I’ve been commanded to weed the Bs in our main reference room. The good thing is it gives me something to do at the reference desk. I’m finding it relatively easy to move out some things–e.g., the New Schaff-Herzog Encyclopedia of Religious Knowledge, which I just found is digitized anyway, or the Reallexikon fur Antike und Christentum–that I’m pretty sure are rarely, if ever, consulted here, and are quite old for reference books. Our library has subject study rooms with reference materials, and anyone likely to consult the Reallexikon fur Antike und Christentum will also probably have a key to the religion study room.

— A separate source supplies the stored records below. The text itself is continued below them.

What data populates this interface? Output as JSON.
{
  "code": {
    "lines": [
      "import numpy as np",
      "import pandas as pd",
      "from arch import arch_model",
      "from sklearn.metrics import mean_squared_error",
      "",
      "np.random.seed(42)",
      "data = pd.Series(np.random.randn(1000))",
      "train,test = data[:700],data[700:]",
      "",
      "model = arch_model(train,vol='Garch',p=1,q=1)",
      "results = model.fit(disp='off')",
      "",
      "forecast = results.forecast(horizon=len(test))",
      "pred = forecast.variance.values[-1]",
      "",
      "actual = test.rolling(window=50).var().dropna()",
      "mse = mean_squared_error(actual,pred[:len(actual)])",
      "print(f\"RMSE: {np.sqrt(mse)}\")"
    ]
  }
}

My main questions are about all those specialized reference books, things like the Encyclopedia of Hell or the Historical Dictionary of Taoism. In a reference room tight on space, how specialized can a reference book be before it can safely go out to the circulating stacks. If the multi-volume Encyclopedia of Buddhism is on the shelf, can I let the Popular Dictionary of Buddhism fly and be free? Do I need ready access to four different encyclopedias of Hinduism? Or multi-volume encyclopedias of philosophy in four different languages? And if all the big sets and the main encyclopedias are available, why bother with the single volume specialized works?
Should I keep reference works that I’m almost positive no one is going to consult just because I like to have them there, even though I don’t consult them, either. Some old sets just seem like they belong, even if they’re quite dated. The Encyclopedia of Religion and Ethics comes to mind. That could easily live elsewhere, but it just feels right on the shelf to me. My feelings on the matter, may, as usual, have to be sacrificed.
Oh well, no time to ponder further. I’ve been asked if I can get this done before ALA. I should have asked whether she meant Annual or next Midwinter.